Showdown in Georgia as pro-EU president refuses to step down

Salome Zourabichvili says she will continue to do her job, calling the inauguration of a new president "not valid."

Dec 29, 2024 - 01:00

Salome Zourabichvili’s term in office ends on Sunday — but Georgia’s pro-Western president says she’s not going anywhere.

Zourabichvili on Saturday joined thousands of people across the country forming human chains to protest against the installation of a new president — far-right firebrand and former footballer Mikheil Kavelashvili — set to take place Sunday.

Speaking on the podcast The Rest Is Politics on Friday, Zourabichvili doubled down on her intention not to leave office.

“This election and hence the inauguration of the president is not valid, so I remain president, and I continue to do my job — that is what everybody has to know,” said Zourabichvili.

Georgian Prime Minister Irakli Kobakhidze threatened Zourabichvili with jail if she doesn’t step aside for Kavelashvili. “Let’s see where she ends up, behind bars or outside,” Kobakhidze said last week.

Kavelashvili was the only candidate in the the presidential elections that took place through an electoral college dominated by the increasingly authoritarian ruling party Georgian Dream. The opposition did not put forward any candidates because they boycotted the polling, saying the process was rigged from the start.

The inauguration of Kavelashvili is expected to further exacerbate the deep political crisis in the South Caucasus country that broke out after the contested Oct. 26 parliamentary election in which the pro-Russian Georgian Dream claimed a landslide victory.

The opposition parties and Zourabichvili do not acknowledge the election results and claim they were rigged.
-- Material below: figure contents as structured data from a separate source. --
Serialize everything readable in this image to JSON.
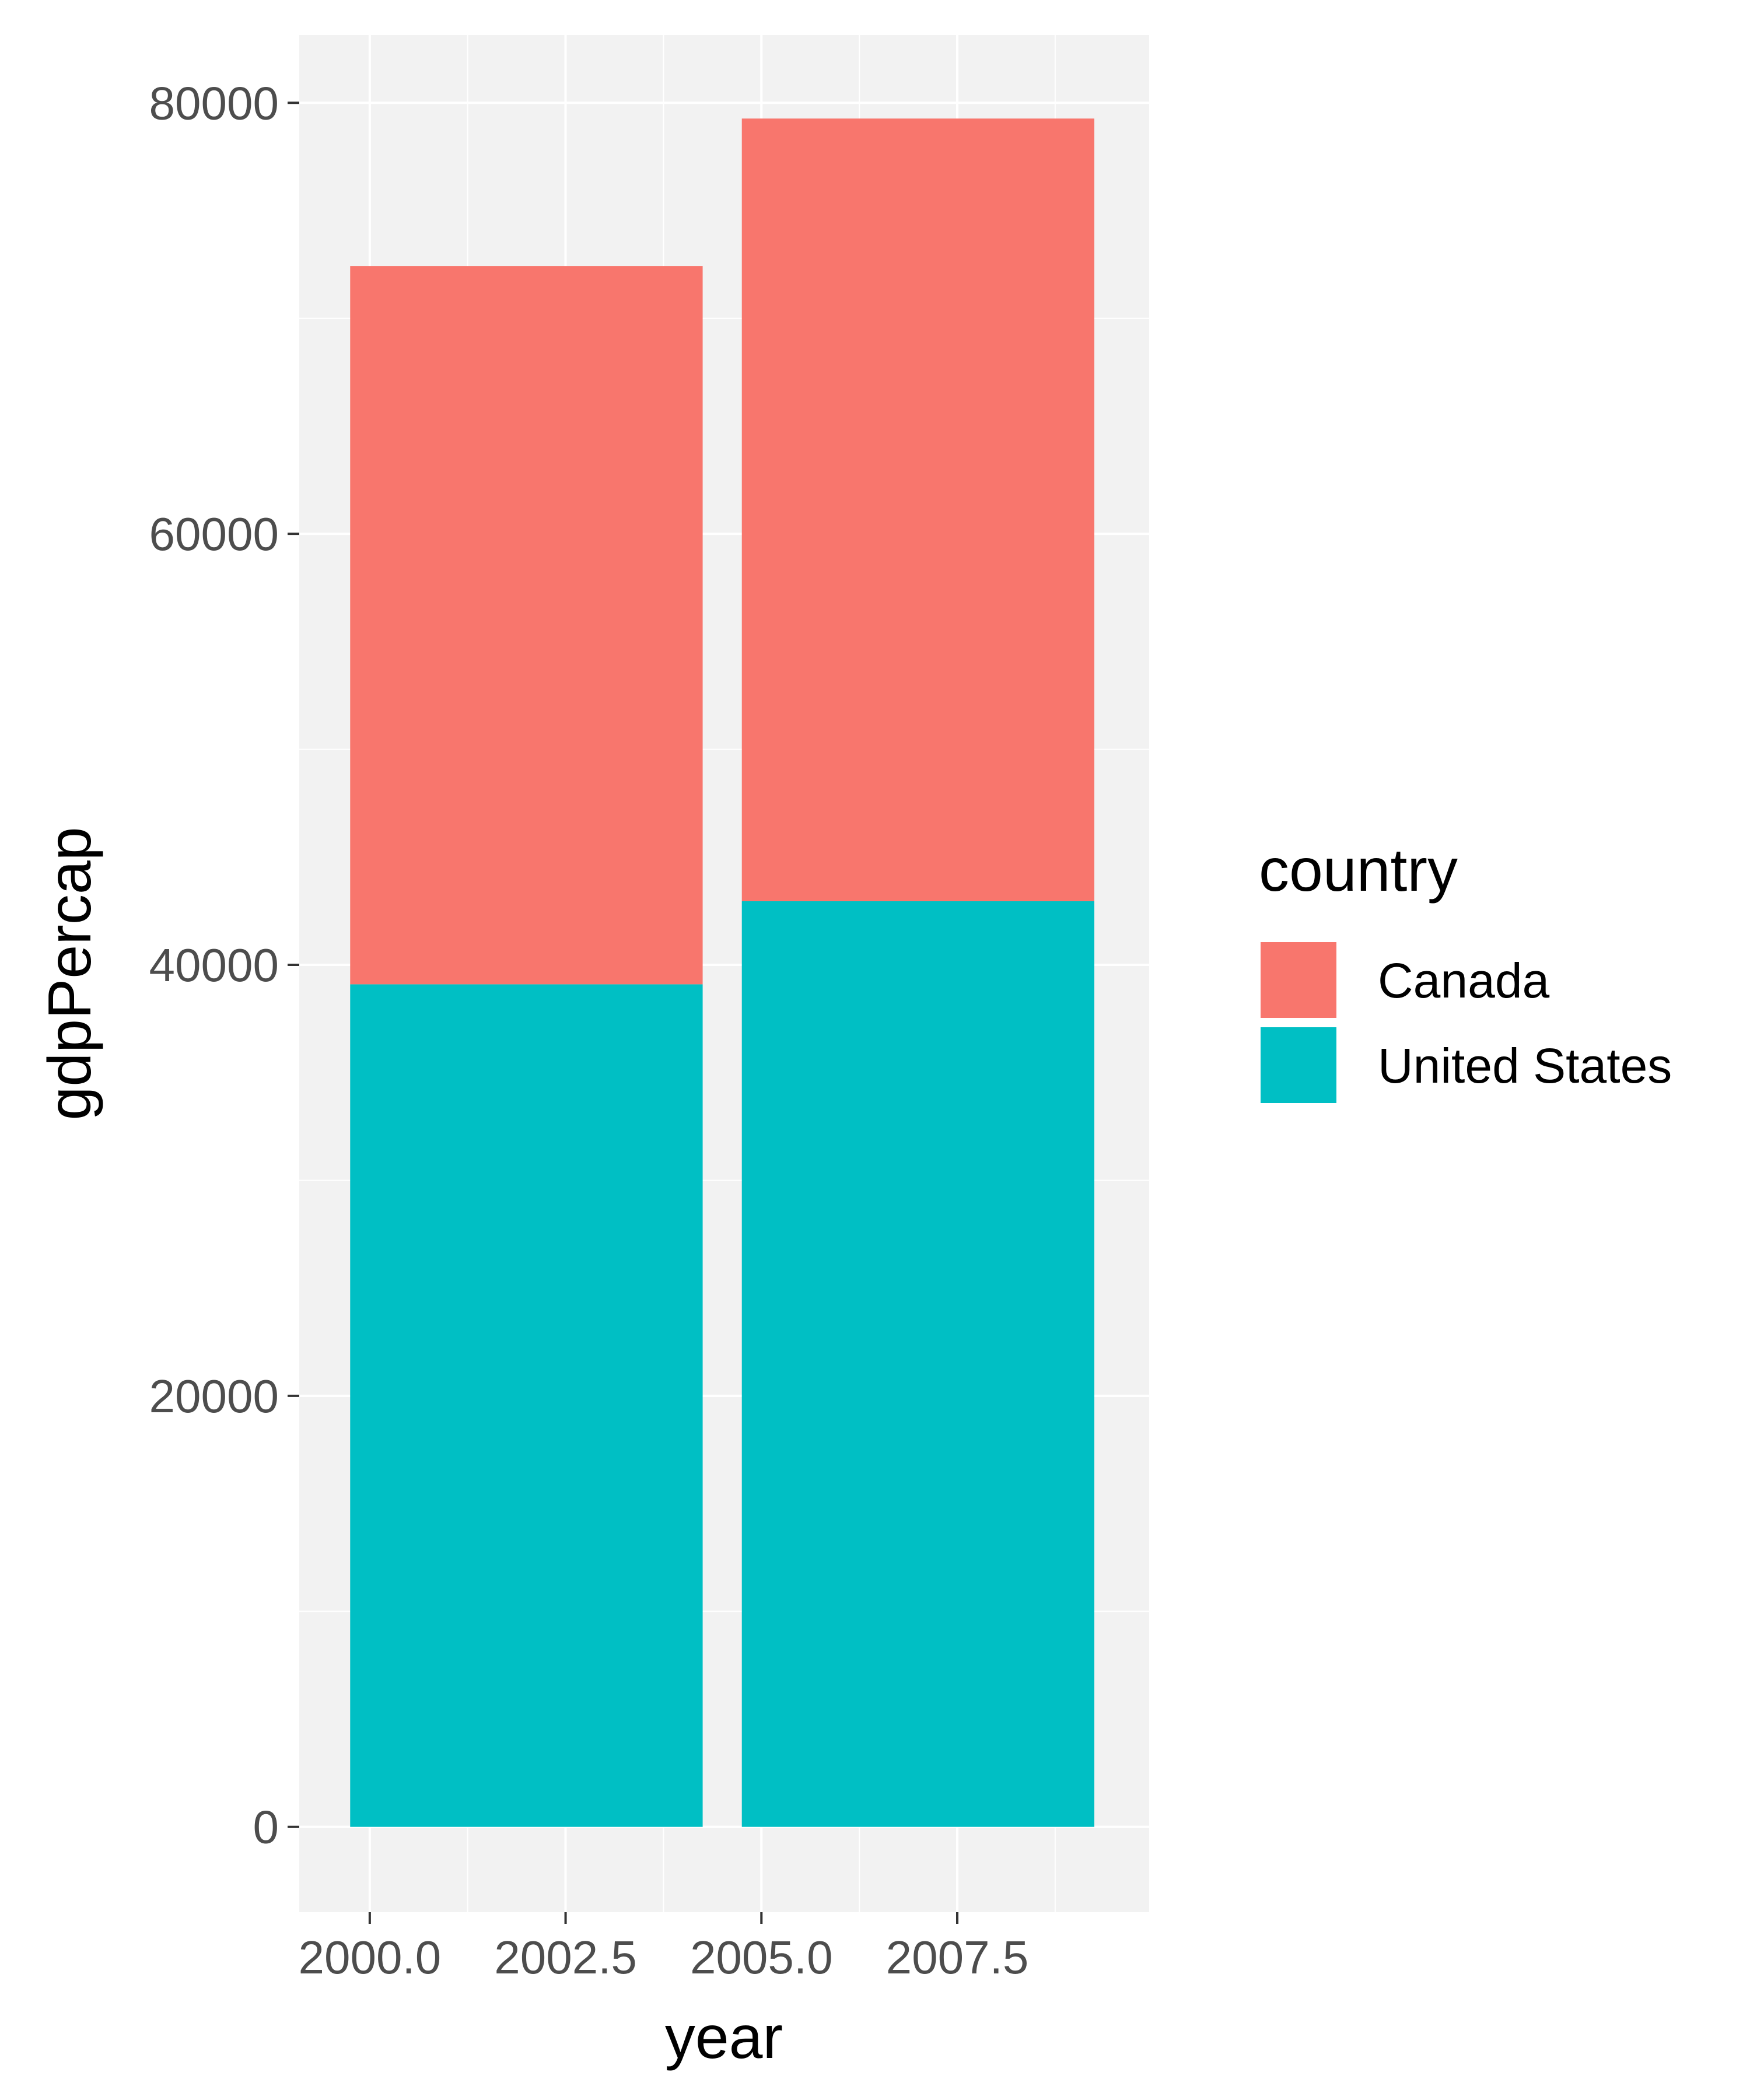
{
  "chart_data": {
    "type": "bar",
    "stacked": true,
    "x": [
      2002,
      2007
    ],
    "series": [
      {
        "name": "United States",
        "values": [
          39097,
          42952
        ],
        "color": "#00BFC4"
      },
      {
        "name": "Canada",
        "values": [
          33329,
          36319
        ],
        "color": "#F8766D"
      }
    ],
    "xlabel": "year",
    "ylabel": "gdpPercap",
    "xlim": [
      1999.1,
      2009.95
    ],
    "ylim": [
      -3959,
      83148
    ],
    "xticks": [
      2000.0,
      2002.5,
      2005.0,
      2007.5
    ],
    "xtick_labels": [
      "2000.0",
      "2002.5",
      "2005.0",
      "2007.5"
    ],
    "yticks": [
      0,
      20000,
      40000,
      60000,
      80000
    ],
    "ytick_labels": [
      "0",
      "20000",
      "40000",
      "60000",
      "80000"
    ],
    "bar_width": 4.5,
    "grid": true,
    "panel_background": "#F2F2F2",
    "legend": {
      "title": "country",
      "placement": "right",
      "items": [
        "Canada",
        "United States"
      ]
    }
  }
}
The European Parliament concluded in a resolution that the election was not fair and must be rerun, but the bloc’s attempt to sanction Georgian Dream officials was blocked by a Hungarian and Slovak veto.

The protests that have spread across the country since the October vote escalated after the Georgian government in Tbilisi decided to suspend EU membership negotiations.

In a move encouraging for protesters, the U.S. on Friday sanctioned oligarch Bidzina Ivanishvili, the chairman of Georgian Dream, “for undermining the democratic and Euro-Atlantic future of Georgia for the benefit of the Russian Federation.”

U.S. Congressman Joe Wilson on Friday invited Zourabichvili to the inauguration of U.S. President-elect Donald Trump as the “only legitimate leader in Georgia.”